The US Ambassador to Sri Lanka Alaina B. Teplitz noted that the US believes partnerships between countries should be open, transparent, and mutually beneficial – and if this is what Sri Lanka’s relationship with China embodies, then the US will encourage it.

“US concern is that Sri Lanka not be vulnerable in its relationships, and that this country is able to negotiate the best deals supporting sustainable, environmentally sensitive, and affordable results,” the US envoy said.

She noted that a 2019 World Bank study concluded that more than 60 percent of PRC-funded BRI projects are allocated to Chinese companies and stressed that tender processes are opaque.

“The World Bank called for open and transparent public procurement to increase the likelihood that BRI projects are allocated to the firms best placed to implement them. Sri Lankan think tank Verité Research analysed 50 high value loans from the PRC to Sri Lanka. All but one loan (where data was available) were 100 percent “tied” – meaning the loan terms dictated that contracts and tenders be awarded to Chinese contractors, limiting the ability of Sri Lankan and global firms to compete for these projects. Fair competition would lower prices and ensure better quality,” she said.

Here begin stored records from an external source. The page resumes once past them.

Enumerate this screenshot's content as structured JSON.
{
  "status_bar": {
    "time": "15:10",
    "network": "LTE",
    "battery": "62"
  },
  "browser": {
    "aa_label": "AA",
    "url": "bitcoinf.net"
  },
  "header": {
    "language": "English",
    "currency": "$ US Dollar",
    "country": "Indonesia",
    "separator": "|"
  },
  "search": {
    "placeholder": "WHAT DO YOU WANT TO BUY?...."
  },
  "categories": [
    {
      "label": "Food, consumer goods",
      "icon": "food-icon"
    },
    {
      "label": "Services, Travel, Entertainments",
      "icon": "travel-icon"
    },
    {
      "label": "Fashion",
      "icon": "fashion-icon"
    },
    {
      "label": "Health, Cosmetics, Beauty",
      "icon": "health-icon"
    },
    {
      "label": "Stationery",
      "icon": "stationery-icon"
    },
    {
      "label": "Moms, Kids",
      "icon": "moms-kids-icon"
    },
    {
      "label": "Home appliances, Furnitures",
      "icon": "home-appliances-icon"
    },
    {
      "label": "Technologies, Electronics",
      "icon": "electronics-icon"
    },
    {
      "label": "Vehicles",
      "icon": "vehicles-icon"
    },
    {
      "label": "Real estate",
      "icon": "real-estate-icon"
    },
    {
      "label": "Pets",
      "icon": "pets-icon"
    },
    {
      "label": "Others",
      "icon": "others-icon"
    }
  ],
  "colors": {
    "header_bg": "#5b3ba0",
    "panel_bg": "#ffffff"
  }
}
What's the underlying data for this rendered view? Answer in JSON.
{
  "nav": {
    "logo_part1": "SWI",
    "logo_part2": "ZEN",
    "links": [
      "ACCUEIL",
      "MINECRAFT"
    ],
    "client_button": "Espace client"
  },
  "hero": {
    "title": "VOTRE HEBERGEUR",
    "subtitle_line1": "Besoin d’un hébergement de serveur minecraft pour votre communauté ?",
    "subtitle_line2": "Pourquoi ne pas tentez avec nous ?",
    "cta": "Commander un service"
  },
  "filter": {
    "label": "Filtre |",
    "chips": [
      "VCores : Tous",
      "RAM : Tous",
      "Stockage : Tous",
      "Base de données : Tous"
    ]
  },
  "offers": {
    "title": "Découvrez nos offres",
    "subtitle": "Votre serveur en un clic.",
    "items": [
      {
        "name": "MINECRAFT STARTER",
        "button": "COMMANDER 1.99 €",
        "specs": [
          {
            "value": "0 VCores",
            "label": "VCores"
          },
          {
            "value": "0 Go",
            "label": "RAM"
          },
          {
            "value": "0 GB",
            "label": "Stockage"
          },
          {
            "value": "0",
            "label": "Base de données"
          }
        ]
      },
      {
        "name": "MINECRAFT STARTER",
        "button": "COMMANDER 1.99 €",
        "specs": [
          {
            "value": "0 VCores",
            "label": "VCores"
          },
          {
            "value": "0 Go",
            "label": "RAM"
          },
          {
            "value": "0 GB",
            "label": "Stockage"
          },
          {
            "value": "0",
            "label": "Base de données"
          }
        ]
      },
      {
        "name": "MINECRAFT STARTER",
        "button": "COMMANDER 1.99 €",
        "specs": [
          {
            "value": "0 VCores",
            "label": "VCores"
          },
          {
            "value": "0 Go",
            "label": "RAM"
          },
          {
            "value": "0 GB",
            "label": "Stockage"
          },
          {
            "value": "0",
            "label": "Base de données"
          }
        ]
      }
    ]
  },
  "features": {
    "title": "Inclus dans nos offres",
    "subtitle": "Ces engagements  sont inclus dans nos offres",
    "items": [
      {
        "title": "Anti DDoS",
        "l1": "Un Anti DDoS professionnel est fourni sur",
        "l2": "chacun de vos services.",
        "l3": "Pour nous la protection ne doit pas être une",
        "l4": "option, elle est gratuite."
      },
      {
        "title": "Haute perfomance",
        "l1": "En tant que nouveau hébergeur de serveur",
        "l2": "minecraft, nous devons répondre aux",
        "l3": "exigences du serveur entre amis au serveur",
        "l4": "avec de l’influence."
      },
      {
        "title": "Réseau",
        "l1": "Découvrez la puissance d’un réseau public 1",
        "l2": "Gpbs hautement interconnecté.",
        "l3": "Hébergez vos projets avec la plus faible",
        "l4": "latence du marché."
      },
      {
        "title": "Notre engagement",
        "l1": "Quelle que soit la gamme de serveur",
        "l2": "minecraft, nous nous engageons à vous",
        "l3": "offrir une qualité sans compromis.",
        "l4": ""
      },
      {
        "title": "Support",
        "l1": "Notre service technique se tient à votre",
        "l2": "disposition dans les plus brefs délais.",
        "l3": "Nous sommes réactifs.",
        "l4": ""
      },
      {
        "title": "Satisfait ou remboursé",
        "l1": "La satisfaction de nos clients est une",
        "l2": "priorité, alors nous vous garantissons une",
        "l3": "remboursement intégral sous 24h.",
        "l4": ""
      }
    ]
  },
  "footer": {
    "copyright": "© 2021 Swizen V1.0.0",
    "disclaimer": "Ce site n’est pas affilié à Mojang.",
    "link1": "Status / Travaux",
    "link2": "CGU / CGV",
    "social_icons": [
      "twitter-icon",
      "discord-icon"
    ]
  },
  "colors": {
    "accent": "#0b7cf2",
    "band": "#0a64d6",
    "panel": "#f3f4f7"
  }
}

The Ambassador noted that Sri Lanka is a sovereign nation and it is not up to the United States to dictate the quality of Sri Lanka’s partnerships, but the US does believe it is better for countries if transactions are transparent and cost-effective, and if they create jobs and other material benefits for local people.

"It’s important that global standards of free trade and a fair investment climate are in place for the benefit of Sri Lankan and U.S. businesses,” she reiterated.